4/10
One of the worst documentaries I've ever seen, and this is coming from a bleeding heart liberal...
28 February 2006
First of all, let me just say I can't stand Fox News. I think it's nothing but right-wing propaganda and a shameful excuse for journalism. I also think a documentary exposing Fox's hypocrisy is much needed, but this one is an extremely poor effort.

Frankly, I am SHOCKED at the amount of people rating this movie a 9 or 10. People, these ratings are supposed to be based on the QUALITY of the movie, not the ideas it stands for. And quality is one thing this movie lacks. For starters, the interviews are the worst I've ever seen. They are poorly lit, and consist of nothing but the same talking heads over and over again, which becomes really tiresome. The graphics and music are painfully cheesy. The sound quality is horrible, the dialogue is usually out of synch, and even the clips from Fox News look extremely poor, like they've been taken straight from the Internet. The entire movie looks and feels a high school film project at best, and (as another user pointed out) a Powerpoint presentation at worst. I understand it's on a low budget, but the fact that the director has a career going back decades makes the lack of style or creativity especially outrageous. You'd think in all that time he'd have learned a thing or two about, say, lighting a shot.

Technical stuff aside, even the movie's basic argument (Fox is biased and unfair in its reporting) is weak. I never thought the day would come when I'd be defending Fox News, but it has to be said that many of the clips are taken out of context or otherwise distorted. For example, most of the scenes of anchors spouting wild opinions are taken from Fox's political talk shows. Fox has NEVER claimed these shows are to be seen as news, but that's what the movie keeps implying. It's as unfair as anything Fox has ever reported.

An even better example of the blatant distortion is when they show Bill O'Reilly responding to criticism that he always tells his guests to "shut up." O'Reilly says this only happened once, and this is followed by a montage of him yelling "shut up!" at different times. Well, that's very clever, except that in almost all of these instances he's not actually talking to a guest. We even see the infamous moment where he yelled at Al Franken on a book tour, which had NOTHING to do with Fox News AT ALL. Do all these clips indicate that O'Reilly is an obnoxious moron?
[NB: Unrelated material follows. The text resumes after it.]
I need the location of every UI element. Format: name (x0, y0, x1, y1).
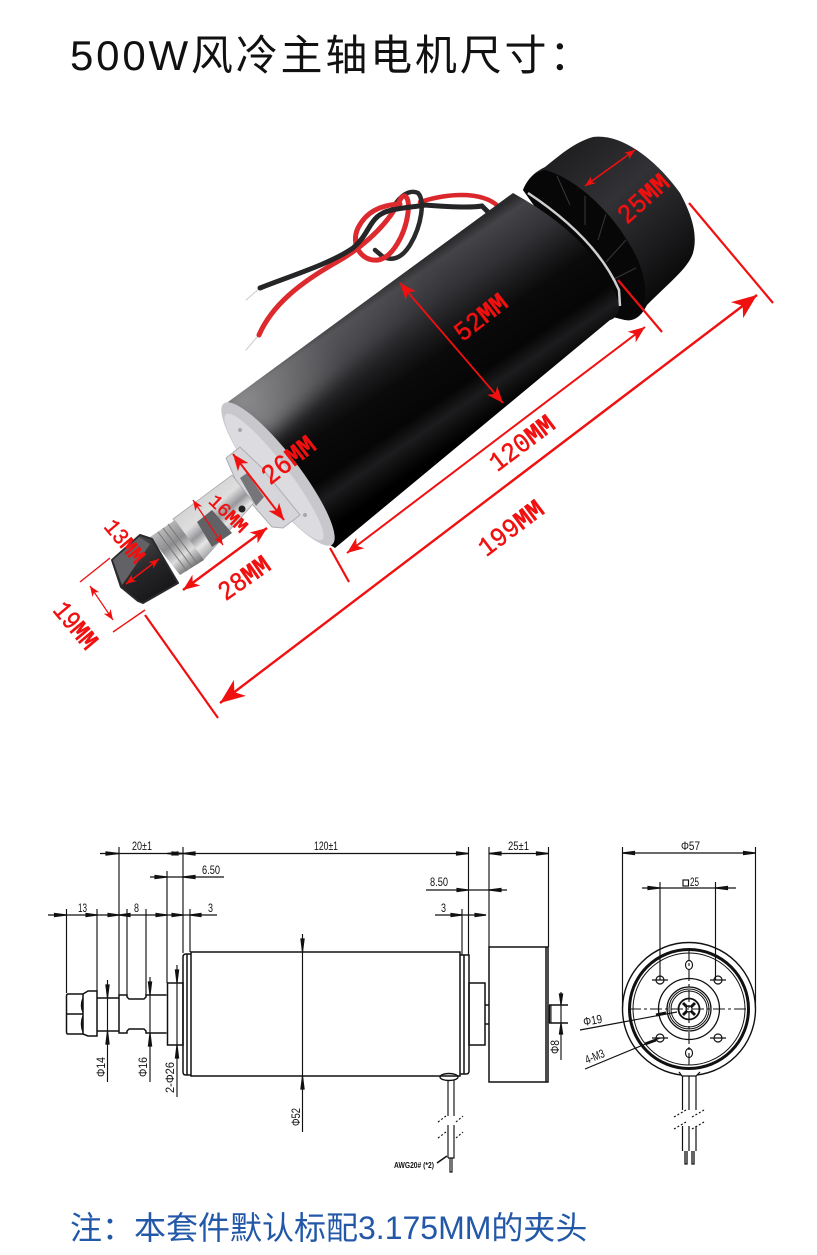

Sure. Does it indicate that he's lying about only telling a guest to shut up once? Nope. Just the opposite, in fact.

The movie has some good points to make, and occasionally does so effectively, but the overall distortion, low quality, lack of narration, and complete lack of a sense of humor bring this one down. I suspect that the people rating this so highly were either directly involved with the making of the movie, or are just flakes who will jump at the chance to support anything remotely anti-right. Ignore the hype; this is simply a bad movie. 4/10 stars.